È anche chiaro che è molto difficile girare un prodotto di qualità con pochi mezzi a disposizione. Prendete Kevin Smith, regista che adoro: esordì con Clerks e fece il botto con pochissimi soldi a disposizione ma si trattava di un film girato in due o tre ambienti al massimo e incentrato tutto sui dialoghi tra i protagonisti. Calvagna non è Kevin Smith. E secondo me con questo film ha mirato troppo in alto. La sceneggiatura secondo me potrebbe anche funzionare a parte per due situazioni: la sconfitta del cattivo (abbastanza ridicola e incostistente) e il colpo di scena (che non rivelo) che il regista si mangia senza creare alcuna suspence (come invece avrebbe potuto fare). L’esito della storia è invece abbastanza scontato ma potrebbe anche starci.

Lo stile comunque c’è. Le scene degli scontri, a dispetto delle critiche dei vari bloggers e postatori di forum, mi sembrano realistiche e coinvolgenti. I dialoghi non sono malvagi, e hanno poche pretese. Secondo me Calvagna avrebbe potuto fare meglio se avesse trovato un produttore che gli avesse messo a disposizione il necessario quantitativo di danè.

Mi dispiace che non si sia sprecato Mauro Meconi così. Nella serie Romanzo Criminale è stato un grande e avrebbe potuto dare qualcosa in più a questo film.

L’apparizione di Sheva, al secolo Andrij Sevcenko, con relativa assunzione di responsabilità del mondo dei calciatori nei confronti dei poveri ultras che fanno km e km pur di menarsi era anche evitabile.

Mi sembra che il film sia stato presentato come un epigono di “Ultrà” di Tognazzi. Diciamo che con il predecessore non ha nulla di che spartire. Là si osservava un certo intento di critica sociale, qui si vorrebbero evidenziare le ragioni degli ultras e contemporaneamente raccontare la redenzione di un ex tifoso. Ma il messaggio che ne esce è opinabile.

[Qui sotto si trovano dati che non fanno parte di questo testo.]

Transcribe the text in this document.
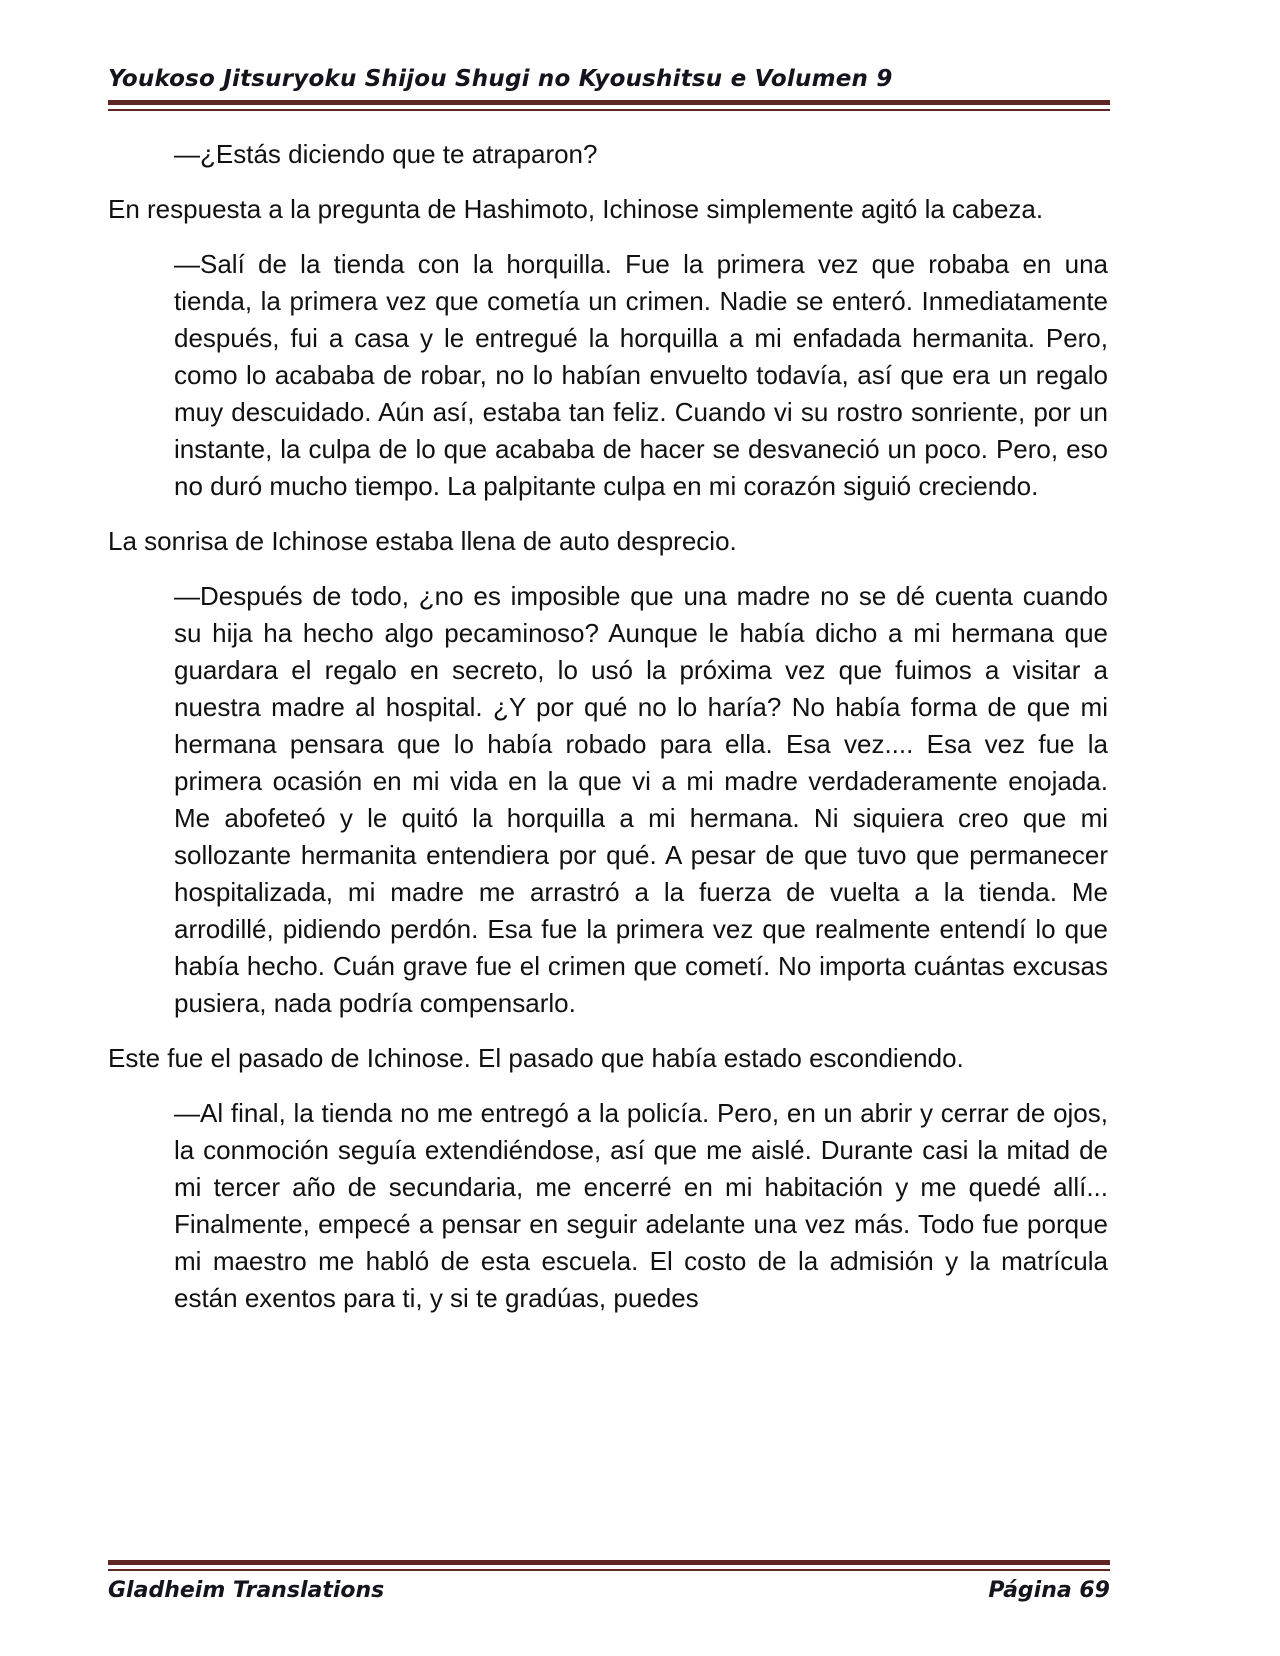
Youkoso Jitsuryoku Shijou Shugi no Kyoushitsu e Volumen 9

—¿Estás diciendo que te atraparon?

En respuesta a la pregunta de Hashimoto, Ichinose simplemente agitó la cabeza.

—Salí de la tienda con la horquilla. Fue la primera vez que robaba en una tienda, la primera vez que cometía un crimen. Nadie se enteró. Inmediatamente después, fui a casa y le entregué la horquilla a mi enfadada hermanita. Pero, como lo acababa de robar, no lo habían envuelto todavía, así que era un regalo muy descuidado. Aún así, estaba tan feliz. Cuando vi su rostro sonriente, por un instante, la culpa de lo que acababa de hacer se desvaneció un poco. Pero, eso no duró mucho tiempo. La palpitante culpa en mi corazón siguió creciendo.

La sonrisa de Ichinose estaba llena de auto desprecio.

—Después de todo, ¿no es imposible que una madre no se dé cuenta cuando su hija ha hecho algo pecaminoso? Aunque le había dicho a mi hermana que guardara el regalo en secreto, lo usó la próxima vez que fuimos a visitar a nuestra madre al hospital. ¿Y por qué no lo haría? No había forma de que mi hermana pensara que lo había robado para ella. Esa vez.... Esa vez fue la primera ocasión en mi vida en la que vi a mi madre verdaderamente enojada. Me abofeteó y le quitó la horquilla a mi hermana. Ni siquiera creo que mi sollozante hermanita entendiera por qué. A pesar de que tuvo que permanecer hospitalizada, mi madre me arrastró a la fuerza de vuelta a la tienda. Me arrodillé, pidiendo perdón. Esa fue la primera vez que realmente entendí lo que había hecho. Cuán grave fue el crimen que cometí. No importa cuántas excusas pusiera, nada podría compensarlo.

Este fue el pasado de Ichinose. El pasado que había estado escondiendo.

—Al final, la tienda no me entregó a la policía. Pero, en un abrir y cerrar de ojos, la conmoción seguía extendiéndose, así que me aislé. Durante casi la mitad de mi tercer año de secundaria, me encerré en mi habitación y me quedé allí... Finalmente, empecé a pensar en seguir adelante una vez más. Todo fue porque mi maestro me habló de esta escuela. El costo de la admisión y la matrícula están exentos para ti, y si te gradúas, puedes

Gladheim Translations	Página 69
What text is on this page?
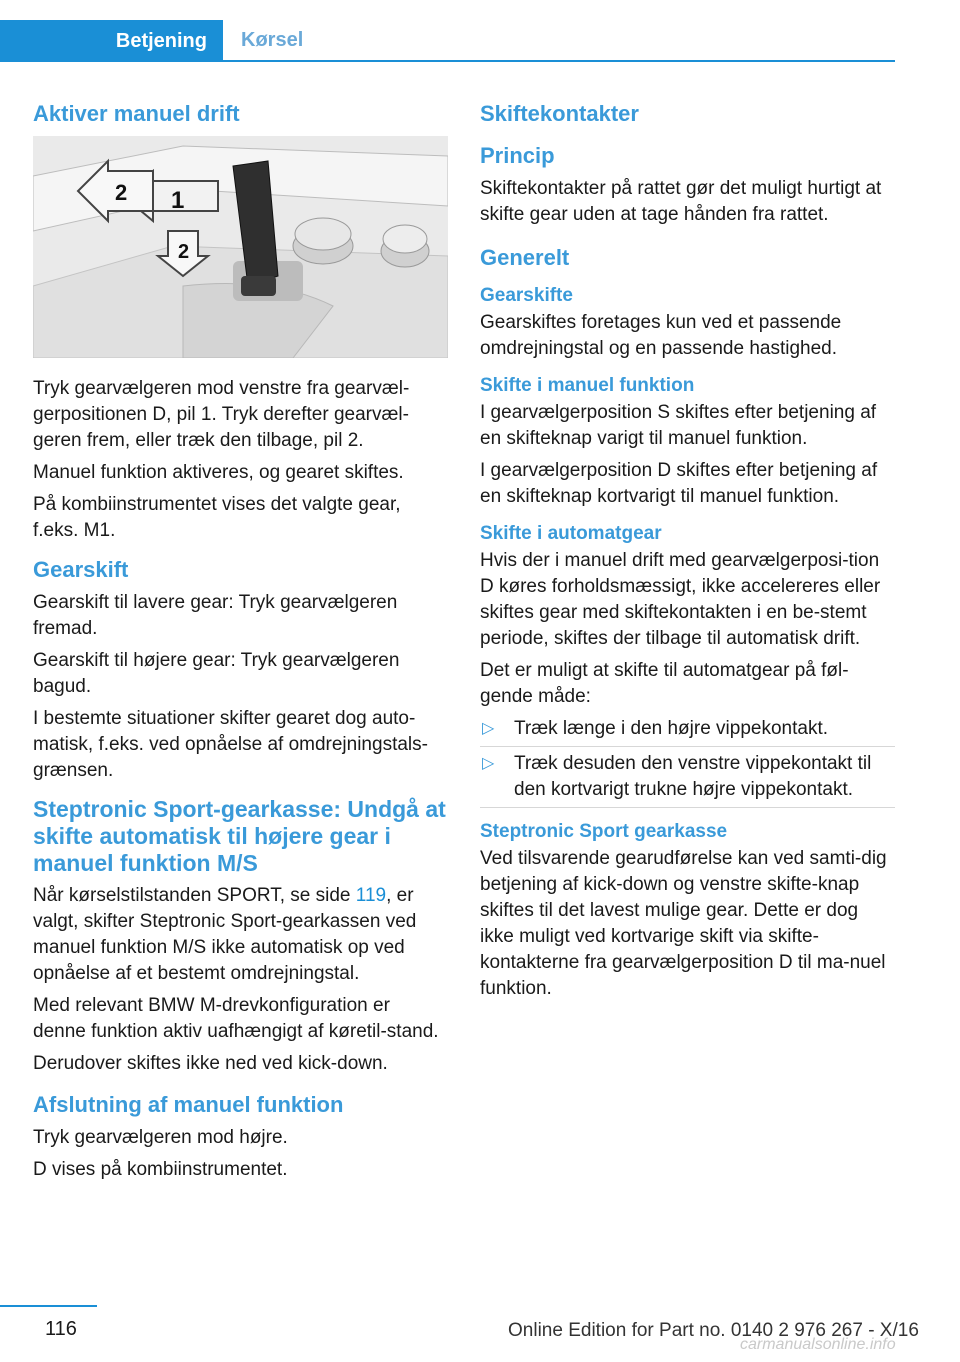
Betjening	Kørsel
Aktiver manuel drift
1
2
2

Tryk gearvælgeren mod venstre fra gearvæl‐gerpositionen D, pil 1. Tryk derefter gearvæl‐geren frem, eller træk den tilbage, pil 2.

Manuel funktion aktiveres, og gearet skiftes.

På kombiinstrumentet vises det valgte gear, f.eks. M1.

Gearskift

Gearskift til lavere gear: Tryk gearvælgeren fremad.

Gearskift til højere gear: Tryk gearvælgeren bagud.

I bestemte situationer skifter gearet dog auto‐matisk, f.eks. ved opnåelse af omdrejningstals‐grænsen.

Steptronic Sport-gearkasse: Undgå at skifte automatisk til højere gear i manuel funktion M/S

Når kørselstilstanden SPORT, se side 119, er valgt, skifter Steptronic Sport-gearkassen ved manuel funktion M/S ikke automatisk op ved opnåelse af et bestemt omdrejningstal.

Med relevant BMW M-drevkonfiguration er denne funktion aktiv uafhængigt af køretil‐stand.

Derudover skiftes ikke ned ved kick-down.

Afslutning af manuel funktion

Tryk gearvælgeren mod højre.

D vises på kombiinstrumentet.

Skiftekontakter
Princip

Skiftekontakter på rattet gør det muligt hurtigt at skifte gear uden at tage hånden fra rattet.

Generelt
Gearskifte

Gearskiftes foretages kun ved et passende omdrejningstal og en passende hastighed.

Skifte i manuel funktion

I gearvælgerposition S skiftes efter betjening af en skifteknap varigt til manuel funktion.

I gearvælgerposition D skiftes efter betjening af en skifteknap kortvarigt til manuel funktion.

Skifte i automatgear

Hvis der i manuel drift med gearvælgerposi‐tion D køres forholdsmæssigt, ikke accelereres eller skiftes gear med skiftekontakten i en be‐stemt periode, skiftes der tilbage til automatisk drift.

Det er muligt at skifte til automatgear på føl‐gende måde:

▷ Træk længe i den højre vippekontakt.
▷ Træk desuden den venstre vippekontakt til den kortvarigt trukne højre vippekontakt.
Steptronic Sport gearkasse

Ved tilsvarende gearudførelse kan ved samti‐dig betjening af kick-down og venstre skifte‐knap skiftes til det lavest mulige gear. Dette er dog ikke muligt ved kortvarige skift via skifte‐kontakterne fra gearvælgerposition D til ma‐nuel funktion.

116	Online Edition for Part no. 0140 2 976 267 - X/16
carmanualsonline.info
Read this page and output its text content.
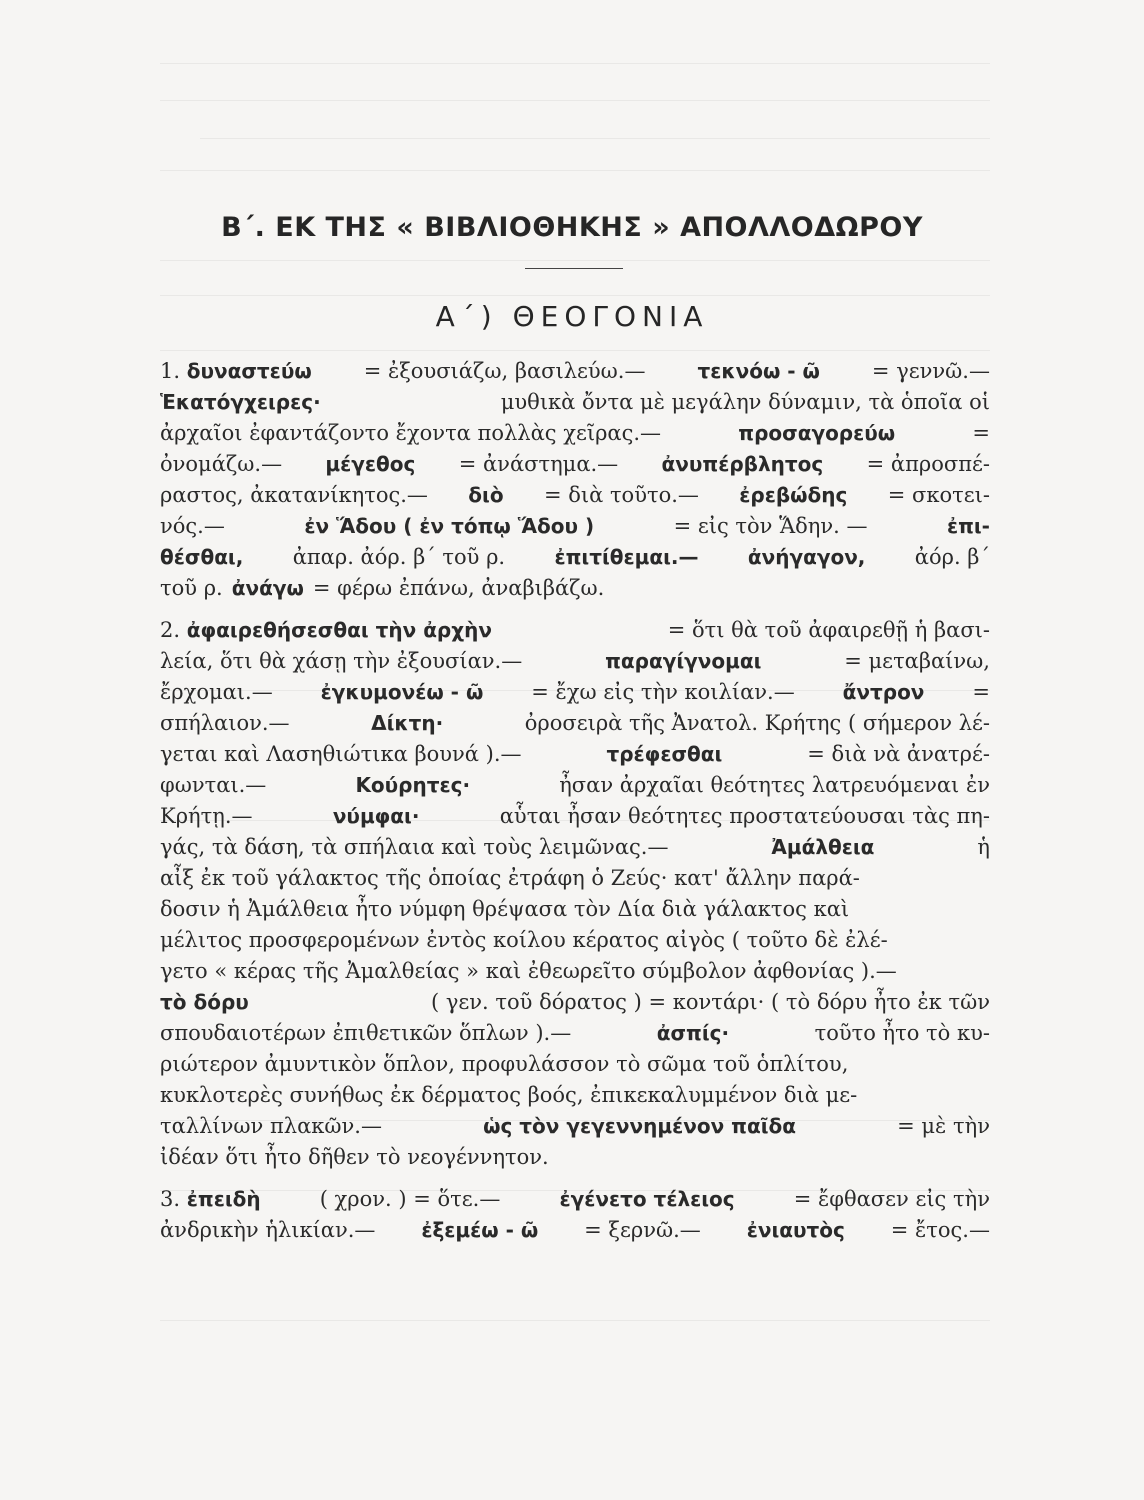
Β΄. ΕΚ ΤΗΣ « ΒΙΒΛΙΟΘΗΚΗΣ » ΑΠΟΛΛΟΔΩΡΟΥ
Α΄) ΘΕΟΓΟΝΙΑ
1. δυναστεύω = ἐξουσιάζω, βασιλεύω.—	τεκνόω - ῶ = γεννῶ.—
Ἑκατόγχειρες·	μυθικὰ ὄντα μὲ μεγάλην δύναμιν, τὰ ὁποῖα οἱ
ἀρχαῖοι ἐφαντάζοντο ἔχοντα πολλὰς χεῖρας.—	προσαγορεύω	=
ὀνομάζω.— μέγεθος = ἀνάστημα.— ἀνυπέρβλητος = ἀπροσπέ-
ραστος, ἀκατανίκητος.— διὸ = διὰ τοῦτο.— ἐρεβώδης = σκοτει-
νός.—	ἐν Ἅδου ( ἐν τόπῳ Ἅδου )	= εἰς τὸν Ἅδην. —	ἐπι-
θέσθαι, ἀπαρ. ἀόρ. β΄ τοῦ ρ. ἐπιτίθεμαι.— ἀνήγαγον, ἀόρ. β΄
τοῦ ρ. ἀνάγω = φέρω ἐπάνω, ἀναβιβάζω.
2. ἀφαιρεθήσεσθαι τὴν ἀρχὴν	= ὅτι θὰ τοῦ ἀφαιρεθῇ ἡ βασι-
λεία, ὅτι θὰ χάσῃ τὴν ἐξουσίαν.—	παραγίγνομαι	= μεταβαίνω,
ἔρχομαι.— ἐγκυμονέω - ῶ = ἔχω εἰς τὴν κοιλίαν.— ἄντρον =
σπήλαιον.—	Δίκτη·	ὀροσειρὰ τῆς Ἀνατολ. Κρήτης ( σήμερον λέ-
γεται καὶ Λασηθιώτικα βουνά ).—	τρέφεσθαι	= διὰ νὰ ἀνατρέ-
φωνται.—	Κούρητες·	ἦσαν ἀρχαῖαι θεότητες λατρευόμεναι ἐν
Κρήτῃ.—	νύμφαι·	αὗται ἦσαν θεότητες προστατεύουσαι τὰς πη-
γάς, τὰ δάση, τὰ σπήλαια καὶ τοὺς λειμῶνας.—	Ἀμάλθεια	ἡ
αἶξ ἐκ τοῦ γάλακτος τῆς ὁποίας ἐτράφη ὁ Ζεύς· κατ' ἄλλην παρά-
δοσιν ἡ Ἀμάλθεια ἦτο νύμφη θρέψασα τὸν Δία διὰ γάλακτος καὶ
μέλιτος προσφερομένων ἐντὸς κοίλου κέρατος αἰγὸς ( τοῦτο δὲ ἐλέ-
γετο « κέρας τῆς Ἀμαλθείας » καὶ ἐθεωρεῖτο σύμβολον ἀφθονίας ).—
τὸ δόρυ	( γεν. τοῦ δόρατος ) = κοντάρι· ( τὸ δόρυ ἦτο ἐκ τῶν
σπουδαιοτέρων ἐπιθετικῶν ὅπλων ).—	ἀσπίς·	τοῦτο ἦτο τὸ κυ-
ριώτερον ἀμυντικὸν ὅπλον, προφυλάσσον τὸ σῶμα τοῦ ὁπλίτου,
κυκλοτερὲς συνήθως ἐκ δέρματος βοός, ἐπικεκαλυμμένον διὰ με-
ταλλίνων πλακῶν.—	ὡς τὸν γεγεννημένον παῖδα	= μὲ τὴν
ἰδέαν ὅτι ἦτο δῆθεν τὸ νεογέννητον.
3. ἐπειδὴ	( χρον. ) = ὅτε.—	ἐγένετο τέλειος	= ἔφθασεν εἰς τὴν
ἀνδρικὴν ἡλικίαν.— ἐξεμέω - ῶ = ξερνῶ.— ἐνιαυτὸς = ἔτος.—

Lo stesso Calvagna dice a più riprese nel film e nel backstage del dvd che la violenza è parte della società e suona quasi come una giustificazione, come se gli ultras veicolassero una violenza che è nella realtà di tutti i giorni.

Ritengo che cli ultras potrebbero scegliere di non menarsi ma evidentemente non lo fanno e pertanto sono responsabili della violenza che producono e contribuiscono semmai ad aumentare la violenza della società. Ma questa è solo una mia riflessione personale che vale tanto quanto l’opinione di Calvagna.